TJI reader David Fairall points out a missed literary opportunity in this column a few weeks ago. In a rare consideration of Bawlmer-ese, the native tongue, I highlighted a particular idiom used by convenience-store clerks and other cranky Baltimoreans in brushing away unwanted people and their questions. "I have no idea" ("Ah hayve nyo ah-dear") constitutes the Bawlmer Kiss-Off. In completing the argument on Sept. 23, this column ended with the words, "Where this person is, I have no idea." As reader Fairall points out, that should have read, "Where he's at, I have no idea."

Help for Harley payments

Over the last few years, there have been regular panhandlers at Joppa Road and Perring Parkway, Baltimore County. (Yes, they're in the 'burbs, too!) Once there was a whole family there; frequently we've seen a paunchy guy with a gym bag.
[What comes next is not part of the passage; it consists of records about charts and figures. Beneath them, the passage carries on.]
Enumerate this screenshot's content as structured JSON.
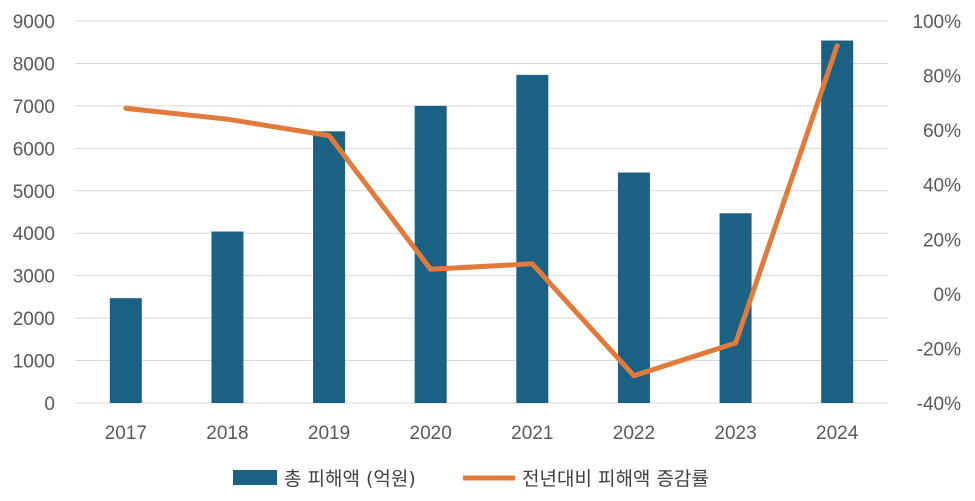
{
  "chart_data": {
    "type": "bar",
    "categories": [
      "2017",
      "2018",
      "2019",
      "2020",
      "2021",
      "2022",
      "2023",
      "2024"
    ],
    "series": [
      {
        "name": "총 피해액 (억원)",
        "type": "bar",
        "axis": "left",
        "color": "#1a6183",
        "values": [
          2470,
          4040,
          6400,
          7000,
          7730,
          5430,
          4470,
          8540
        ]
      },
      {
        "name": "전년대비 피해액 증감률",
        "type": "line",
        "axis": "right",
        "unit": "%",
        "color": "#e07b3c",
        "values": [
          68,
          64,
          58,
          9,
          11,
          -30,
          -18,
          91
        ]
      }
    ],
    "left_axis": {
      "min": 0,
      "max": 9000,
      "step": 1000,
      "tick_labels": [
        "0",
        "1000",
        "2000",
        "3000",
        "4000",
        "5000",
        "6000",
        "7000",
        "8000",
        "9000"
      ]
    },
    "right_axis": {
      "min": -40,
      "max": 100,
      "step": 20,
      "tick_labels": [
        "-40%",
        "-20%",
        "0%",
        "20%",
        "40%",
        "60%",
        "80%",
        "100%"
      ]
    },
    "grid": true,
    "legend_position": "bottom"
  }
}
Mervin Petterson swears he saw this: A guy standing next to a Harley-Davidson and holding a sign that said, "I have a home. I have a job. All I need is money for my motorcycle payment." Hey, at least the guy had a Harley; you can almost understand.

Answer to quiz

From Joey Amalfitano:

"The answer to Friday's little quiz about the former All-Pro on the Baltimore Colts who taught at Baltimore City College: Bobby Boyd, No. 40. He was about 25 years old in those days, 5 feet, 10 inches, 190 pounds, which was heavy for a defensive back. He was quiet. He sneered a lot. MisterBoyd taught business law. I tracked down an old classmate, Dave Brunson, now an auto broker in Cockeysville. He remembered the player-teacher well: 'Yeah, old Mr. Boyd put me in the hall a lot. I suggested he go on television and shave his head for a commercial. Of course, he was pretty bald-headed and resented it. I'm glad he never clotheslined me.' Dave and I remembered we liked Mr. Boyd for another reason: He passed us both."